Irak ve Suriye nükleer reaktörlerine saldırıda Birim 8200’ün rolü

Birim 8200, 1981'de Irak nükleer reaktör sahasını tanımlayan potansiyel kaynakların belirlenmesinde etkili oldu. 7 Haziran 1981'de işgalci rejimin hava kuvvetleri "Opera" adı verilen gizli bir operasyonla Irak'ı işgal etti ve bu sırada Bağdat'taki Osirak santralinin reaktörünü tamamen yok etti.

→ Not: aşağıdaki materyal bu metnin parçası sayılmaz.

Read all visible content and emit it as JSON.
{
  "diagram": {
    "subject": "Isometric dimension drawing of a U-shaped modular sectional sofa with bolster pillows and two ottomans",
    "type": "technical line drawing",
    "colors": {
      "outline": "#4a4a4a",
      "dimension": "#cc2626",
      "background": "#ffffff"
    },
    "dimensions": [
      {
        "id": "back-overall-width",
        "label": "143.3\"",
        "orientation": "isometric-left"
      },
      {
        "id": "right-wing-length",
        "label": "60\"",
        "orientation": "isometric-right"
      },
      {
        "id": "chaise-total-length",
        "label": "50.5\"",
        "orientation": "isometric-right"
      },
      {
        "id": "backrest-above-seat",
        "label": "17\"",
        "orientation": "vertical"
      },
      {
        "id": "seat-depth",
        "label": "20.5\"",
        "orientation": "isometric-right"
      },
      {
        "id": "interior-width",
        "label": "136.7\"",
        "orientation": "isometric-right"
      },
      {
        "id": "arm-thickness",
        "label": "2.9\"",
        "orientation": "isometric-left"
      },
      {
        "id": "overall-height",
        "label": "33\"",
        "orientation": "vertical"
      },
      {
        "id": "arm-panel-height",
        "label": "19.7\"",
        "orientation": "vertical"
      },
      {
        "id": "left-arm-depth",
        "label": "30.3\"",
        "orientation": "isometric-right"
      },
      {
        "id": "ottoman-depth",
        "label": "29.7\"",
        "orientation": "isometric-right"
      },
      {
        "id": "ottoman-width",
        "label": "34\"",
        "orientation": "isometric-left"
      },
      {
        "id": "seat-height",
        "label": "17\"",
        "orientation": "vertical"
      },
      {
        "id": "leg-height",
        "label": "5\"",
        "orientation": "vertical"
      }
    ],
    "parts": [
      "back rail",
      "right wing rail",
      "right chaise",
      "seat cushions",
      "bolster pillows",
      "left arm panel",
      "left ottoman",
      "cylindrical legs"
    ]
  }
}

Bu operasyon, Siyonist rejimin 90'lı yıllara kadar tamamen gizli kalan en gizli hava operasyonlarından biriydi ve daha sonra Mossad casus teşkilatının kaçak subayı Victor Ostrovsky anılarında bu operasyondan bahsetmişti. 18 Nisan 2007'de işgal rejimi televizyonu bir belgesel programında bu operasyonu itiraf etti. 2012 yılında ise siyasi ve askeri yetkililerin ve söz konusu operasyona katılan bazı pilotların katılımıyla detaylı bir program yayınladı.

Birim 8200, Siyonist ordunun 2007 yılında Suriye nükleer reaktörüne saldırısında da önemli rol oynamıştı. O dönemde Mossad'ın başında bulunan Meir Dagan, Siyonist rejimin başbakanı Ariel Şaron'dan Suriye nükleer projesinde casusluk yapacak Birim 8200 kendisine sağlamasını istemiş ve o dönemde İsrail'in Suriye'deki casusluk faaliyetleri oldukça artmıştı.

İsrail'in en büyük istihbarat-casusluk biriminin Aksa Tufanı skandalı

Birim 8200, Aksa Tufanı operasyonunun ardından sosyal medya sitelerindeki faaliyetlerini önemli ölçüde artırdı ve asıl amacı Filistin direnişinin, özellikle de Hamas hareketinin liderleri ve komutanları hakkında casusluk yapmaktı. Birim aynı zamanda direnişe karşı nefret duygularını kışkırtmaya da odaklanıyor. Direniş güçlerinin Siyonist esirlere ve sivillere yönelik insanlık dışı davranışlarına ilişkin yanlış anlatıları tekrarlamaya devam ediyor.

Birim 8200 sahip olduğu tüm imkan ve teknolojilere ve bu birimin istihbarat ve casusluk programlarındaki uzun geçmişine rağmen Aksa Tufanı operasyonunu tahmin edemedi ve bu operasyonun ardından büyük şaşkınlık yaşadı.

Kassam Tugayları, Negev'de bulunan ve Birim 8200 yönetimindeki Urim askeri üssüne saldırarak bu üste bulunan çok sayıda askeri öldürmeyi başardı. Ayrıca elde edilen bilgiler, Hamas güçlerinin bu üsteki bilgi dosyalarını, hassas bilgileri ve değerli cihazları da yanlarında götürdüğünü ve hiçbir zarara uğramadan geri döndüklerini gösteriyor.

İbranice yayın yapan The Jerusalem Post Gazetesi Birim 8200 komutanlarının 7 Ekim'deki istihbarat skandalını haklı çıkaramayacağını, bunun da bu birimde büyük bir güvenlik-istihbarat açığının varlığına işaret ettiğini duyurdu.

Bu rapora göre Birim 8200 komutanları, Aksa Tufanı operasyonundan bir gün sonra 8 Ekim'de uzun bir toplantı yapmıştı. Daha sonra bu toplantı aralarında gerginlik ve şiddetli anlaşmazlıklarla ve belirli bir sonuca varılmadan sona erdi ve herkes bu başarısızlık için birbirini suçlamaya çalıştı.

Ayrıca Siyonist uzmanlar ve medya, Aksa Tufanı operasyonunu tahmin edememesi üzerine Birim 8200’e karşı büyük bir saldırı kampanyası başlattı. Bu birimin komutanları, başarısızlıklarını, Aksa Tufanı operasyonundan 12 ay önce, subayların Hamas saldırısının olası senaryoları konusunda uyardığını söyleyerek gerekçelendirmeye çalıştılar ama hiçbir şey olmadı ve bu nedenle sonraki uyarıları dikkate almadılar.

Siyonist bilgi kaynakları, Birim 8200’ün Aksa Tufanı operasyonunu tahmin edememesinin sebebinin, son iki yılda çalışan sayısının önemli ölçüde azalması ve diğer çalışanların sık sık faaliyetlerini askıya alması ve hafta sonları kapalı olması olduğunu belirterek bu nedenle Birim 8200’ün Gazze sınır bölgelerinde Hamas'ın saldırısı sırasında aktif olamadığını belirtti.